The son was reared on the home farm and acquired his elementary learning in the public schools. From his youth he had a strong ambition to enter professional lines and after reaching mature years abandoned the quiet life of the farm and took up the study of medicine in the medical department of the State University of Iowa, graduating from that institution in 1886. In the meantime, in 1885, he acted as intern in Mercy Hospital at Davenport, Iowa, and through this means acquired a practical knowledge of the science of medicine. Following his graduation he located for practice in Center junction, spending two years in that place. He sought a broader field of labor, however, and subsequently opened an office in Monticello, where he has engaged in general practice to the present time. He is a busy and successful practitioner, having become the dependable family physician in many a household, not only in Monticello but in the territory adjacent to the city.
It was during his residence in Center junction that Dr.
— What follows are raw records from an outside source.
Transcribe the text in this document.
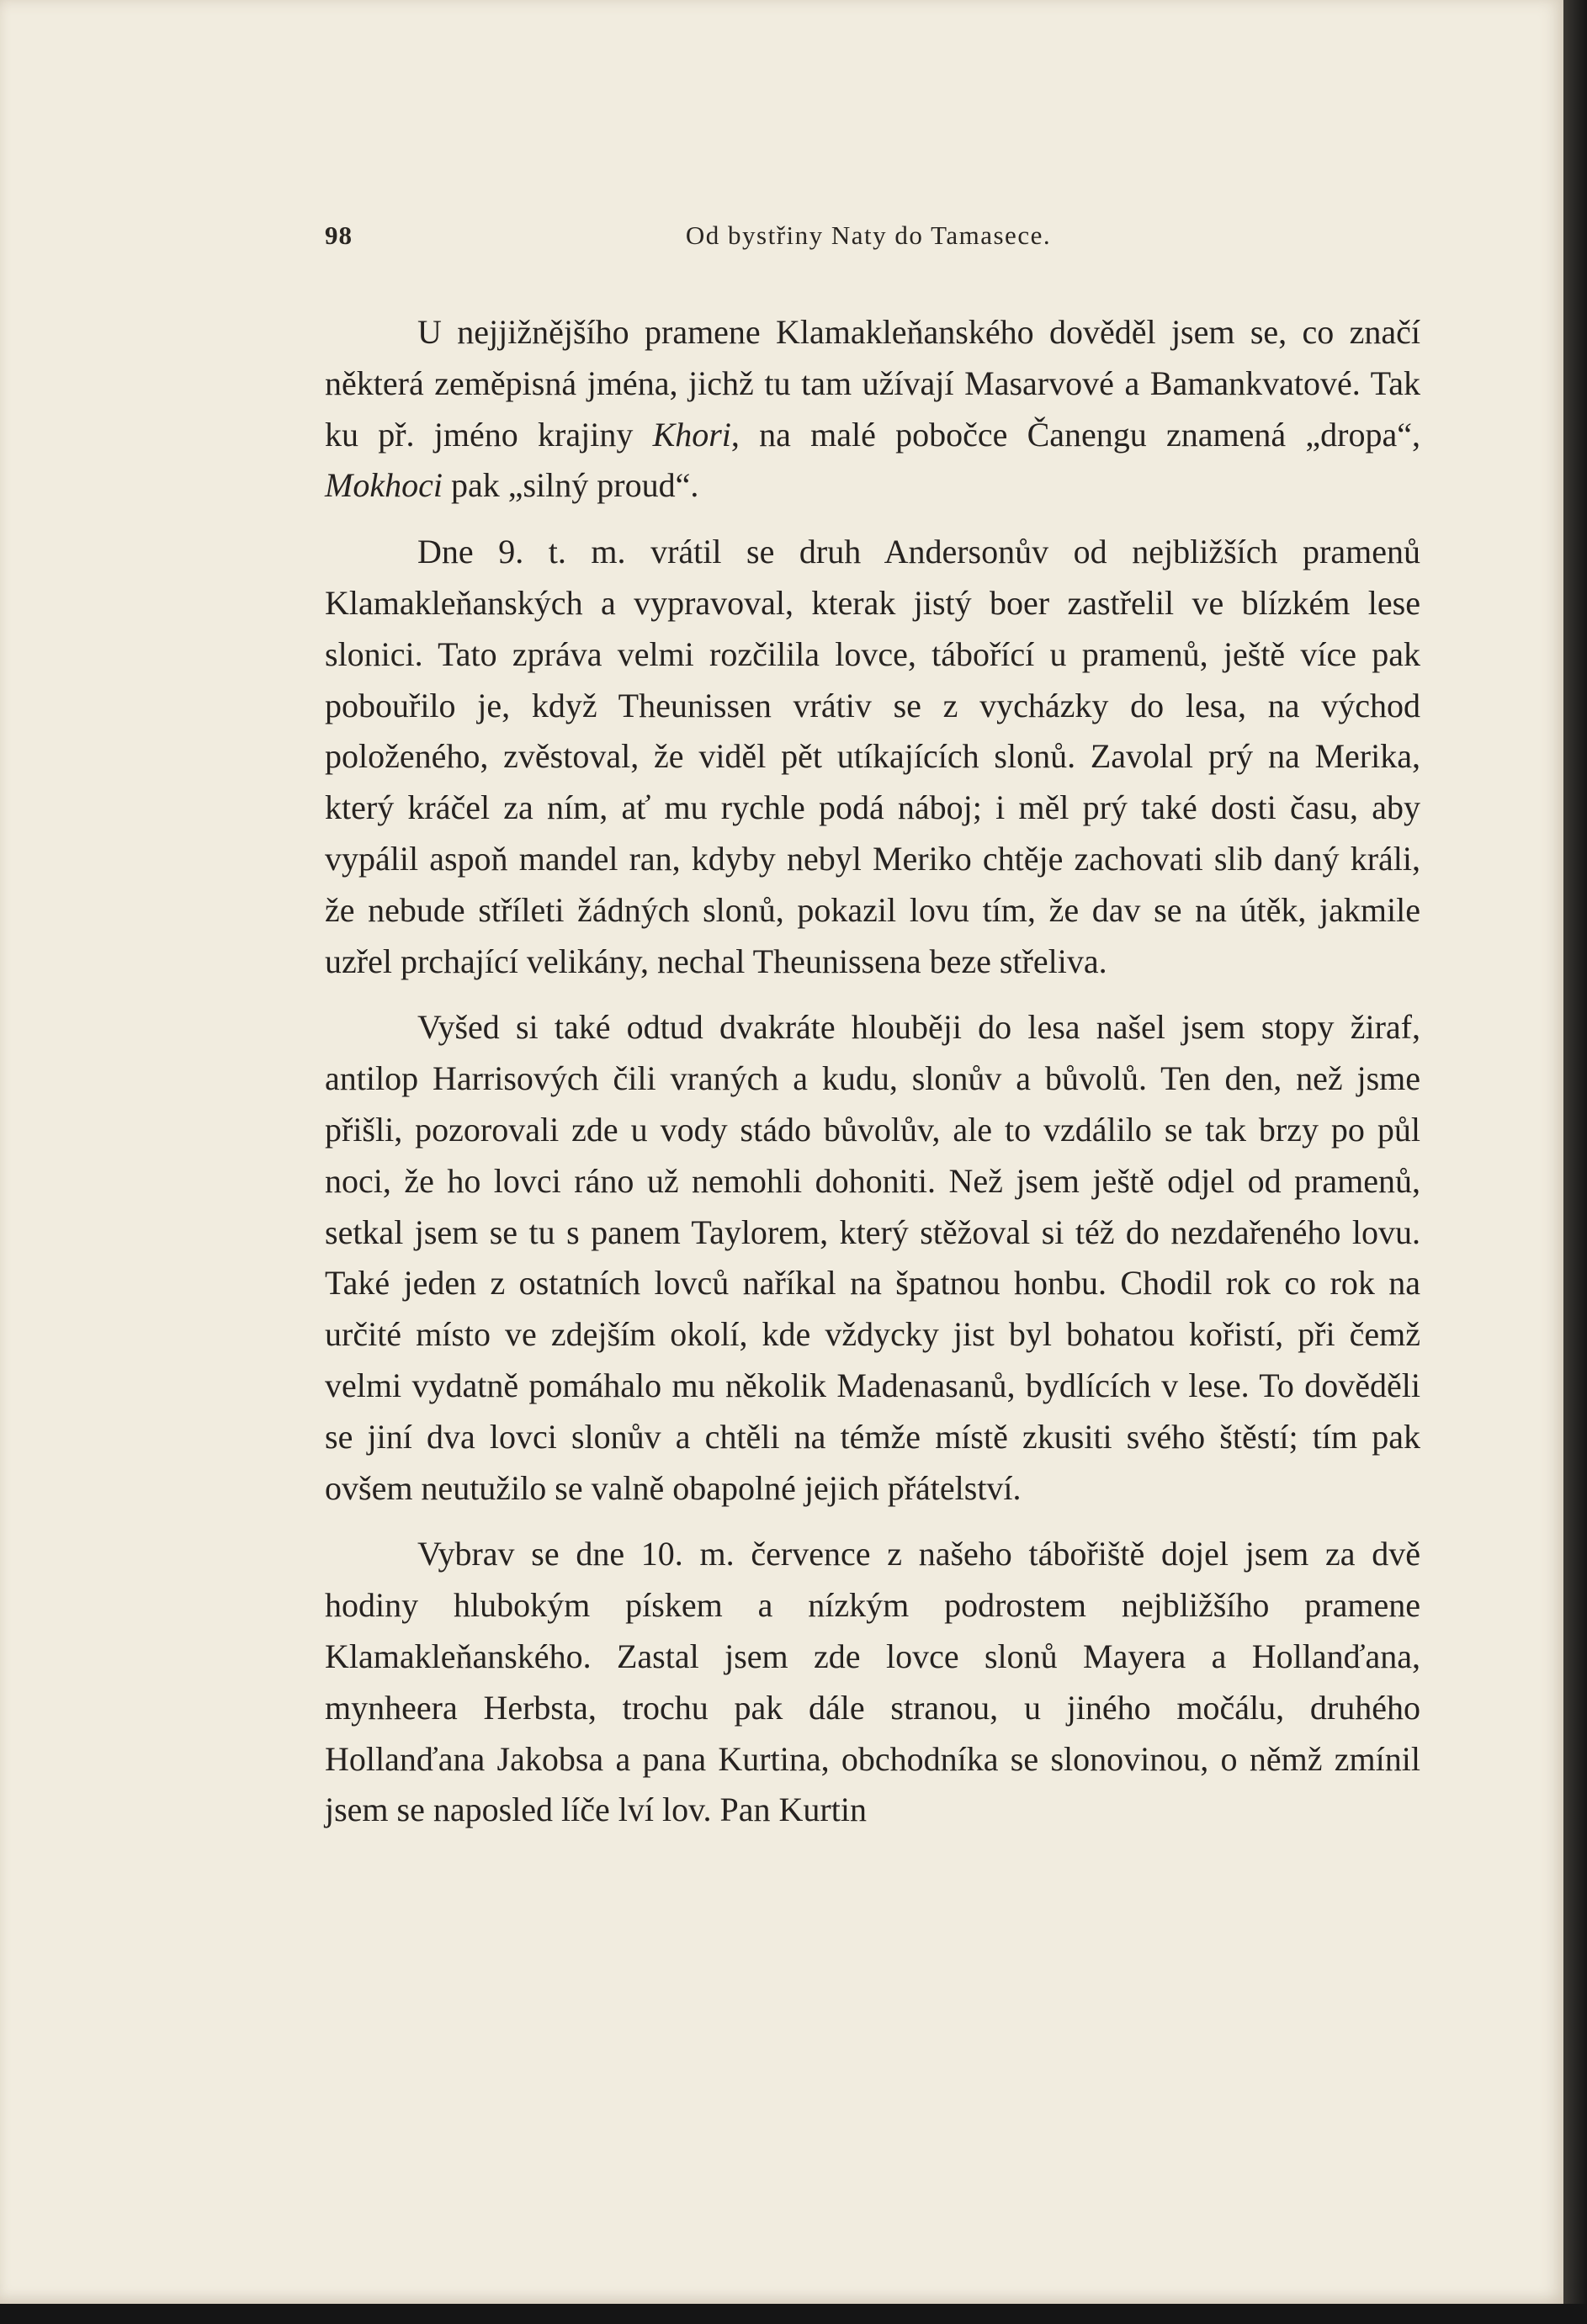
98	Od bystřiny Naty do Tamasece.

U nejjižnějšího pramene Klamakleňanského dověděl jsem se, co značí některá zeměpisná jména, jichž tu tam užívají Masarvové a Bamankvatové. Tak ku př. jméno krajiny Khori, na malé pobočce Čanengu znamená „dropa“, Mokhoci pak „silný proud“.

Dne 9. t. m. vrátil se druh Andersonův od nejbližších pramenů Klamakleňanských a vypravoval, kterak jistý boer zastřelil ve blízkém lese slonici. Tato zpráva velmi rozčilila lovce, tábořící u pramenů, ještě více pak pobouřilo je, když Theunissen vrátiv se z vycházky do lesa, na východ položeného, zvěstoval, že viděl pět utíkajících slonů. Zavolal prý na Merika, který kráčel za ním, ať mu rychle podá náboj; i měl prý také dosti času, aby vypálil aspoň mandel ran, kdyby nebyl Meriko chtěje zachovati slib daný králi, že nebude stříleti žádných slonů, pokazil lovu tím, že dav se na útěk, jakmile uzřel prchající velikány, nechal Theunissena beze střeliva.

Vyšed si také odtud dvakráte hlouběji do lesa našel jsem stopy žiraf, antilop Harrisových čili vraných a kudu, slonův a bůvolů. Ten den, než jsme přišli, pozorovali zde u vody stádo bůvolův, ale to vzdálilo se tak brzy po půl noci, že ho lovci ráno už nemohli dohoniti. Než jsem ještě odjel od pramenů, setkal jsem se tu s panem Taylorem, který stěžoval si též do nezdařeného lovu. Také jeden z ostatních lovců naříkal na špatnou honbu. Chodil rok co rok na určité místo ve zdejším okolí, kde vždycky jist byl bohatou kořistí, při čemž velmi vydatně pomáhalo mu několik Madenasanů, bydlících v lese. To dověděli se jiní dva lovci slonův a chtěli na témže místě zkusiti svého štěstí; tím pak ovšem neutužilo se valně obapolné jejich přátelství.

Vybrav se dne 10. m. července z našeho tábořiště dojel jsem za dvě hodiny hlubokým pískem a nízkým podrostem nejbližšího pramene Klamakleňanského. Zastal jsem zde lovce slonů Mayera a Hollanďana, mynheera Herbsta, trochu pak dále stranou, u jiného močálu, druhého Hollanďana Jakobsa a pana Kurtina, obchodníka se slonovinou, o němž zmínil jsem se naposled líče lví lov. Pan Kurtin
Hunter was married on the 29th of February, 1888, to Miss Lillian E. Winner. They have a son and daughter. Blanche Pauline, now eighteen years of age, is in her second year in college at Mt. Vernon, Iowa. Harvey Dean, a lad of twelve years, is at home.
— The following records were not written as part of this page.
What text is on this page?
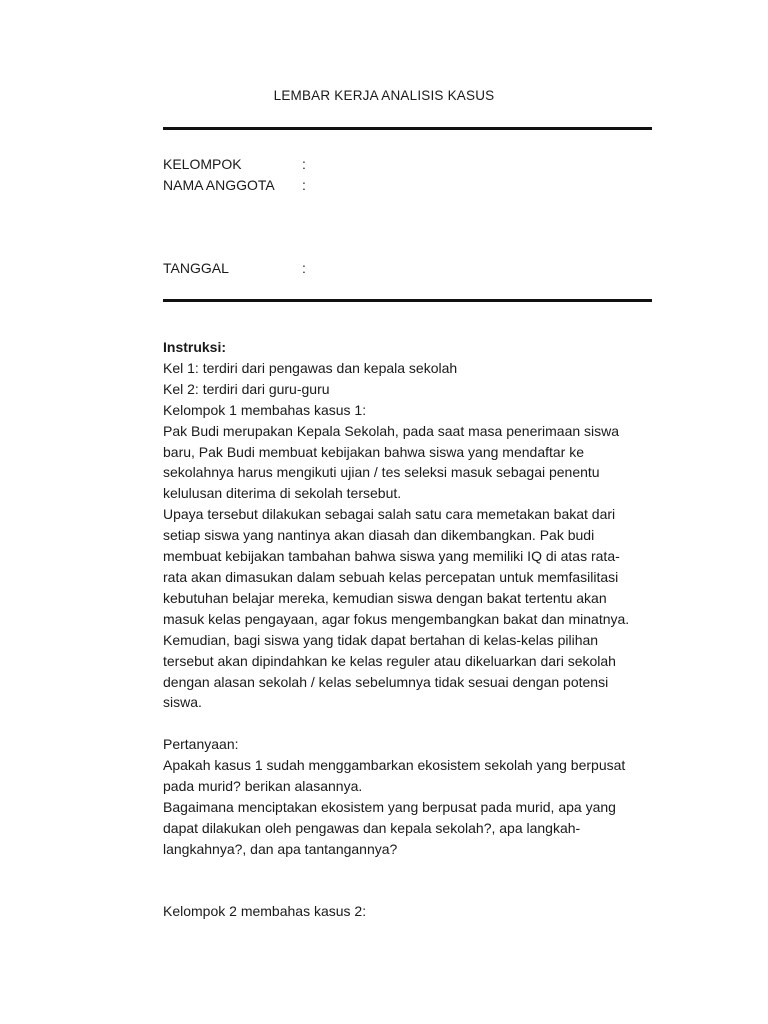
LEMBAR KERJA ANALISIS KASUS
KELOMPOK	:
NAMA ANGGOTA :
TANGGAL	:

Instruksi:

Kel 1: terdiri dari pengawas dan kepala sekolah

Kel 2: terdiri dari guru-guru

Kelompok 1 membahas kasus 1:

Pak Budi merupakan Kepala Sekolah, pada saat masa penerimaan siswa baru, Pak Budi membuat kebijakan bahwa siswa yang mendaftar ke sekolahnya harus mengikuti ujian / tes seleksi masuk sebagai penentu kelulusan diterima di sekolah tersebut.

Upaya tersebut dilakukan sebagai salah satu cara memetakan bakat dari setiap siswa yang nantinya akan diasah dan dikembangkan. Pak budi membuat kebijakan tambahan bahwa siswa yang memiliki IQ di atas rata-rata akan dimasukan dalam sebuah kelas percepatan untuk memfasilitasi kebutuhan belajar mereka, kemudian siswa dengan bakat tertentu akan masuk kelas pengayaan, agar fokus mengembangkan bakat dan minatnya. Kemudian, bagi siswa yang tidak dapat bertahan di kelas-kelas pilihan tersebut akan dipindahkan ke kelas reguler atau dikeluarkan dari sekolah dengan alasan sekolah / kelas sebelumnya tidak sesuai dengan potensi siswa.

Pertanyaan:

Apakah kasus 1 sudah menggambarkan ekosistem sekolah yang berpusat pada murid? berikan alasannya.

Bagaimana menciptakan ekosistem yang berpusat pada murid, apa yang dapat dilakukan oleh pengawas dan kepala sekolah?, apa langkah-langkahnya?, dan apa tantangannya?

Kelompok 2 membahas kasus 2:
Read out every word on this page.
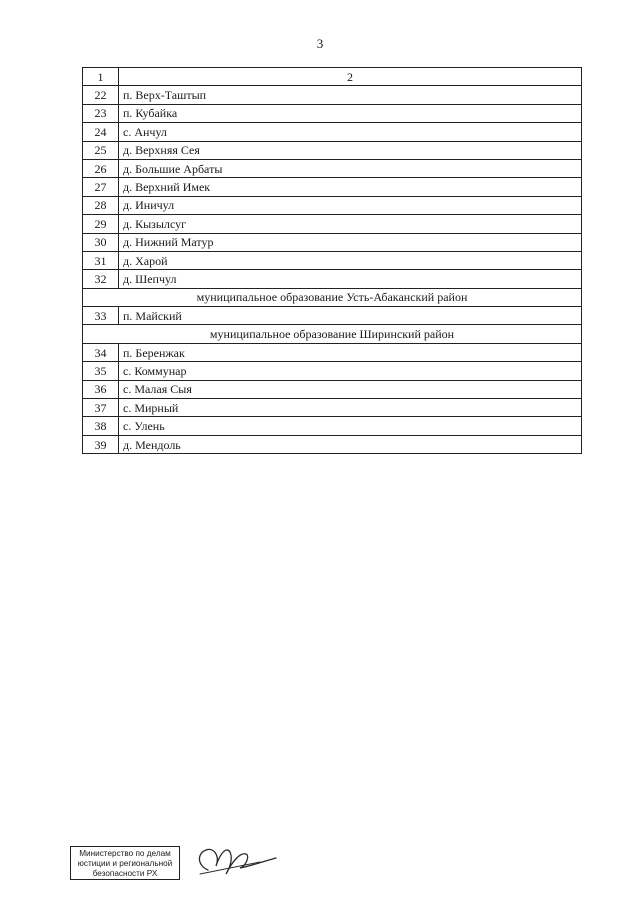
3
1	2
22	п. Верх-Таштып
23	п. Кубайка
24	с. Анчул
25	д. Верхняя Сея
26	д. Большие Арбаты
27	д. Верхний Имек
28	д. Иничул
29	д. Кызылсуг
30	д. Нижний Матур
31	д. Харой
32	д. Шепчул
муниципальное образование Усть-Абаканский район	
33	п. Майский
муниципальное образование Ширинский район	
34	п. Беренжак
35	с. Коммунар
36	с. Малая Сыя
37	с. Мирный
38	с. Улень
39	д. Мендоль
Министерство по делам
юстиции и региональной
безопасности РХ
Dr. Hunter has, since age conferred upon him the right of franchise, supported the men and measures of the republican platform, and in 1893 was elected mayor of Monticello, in which office he served faithfully and well. He is a Mason, becoming identified with the order in 1883, while in 1894 he joined the Odd Fellows society and in 1899 became a member of the Knights of Pythias. In the line of his profession he belongs to the American Medical, the Iowa Union, the Iowa State and the Jones County Medical Societies, while in religious faith he is a Methodist. He has gained recognition as one of the able and successful physicians of the state, and by his labors, his high professional attainments and his sterling characteristics has justified the respect and confidence in which he is held by the medical fraternity and the local public.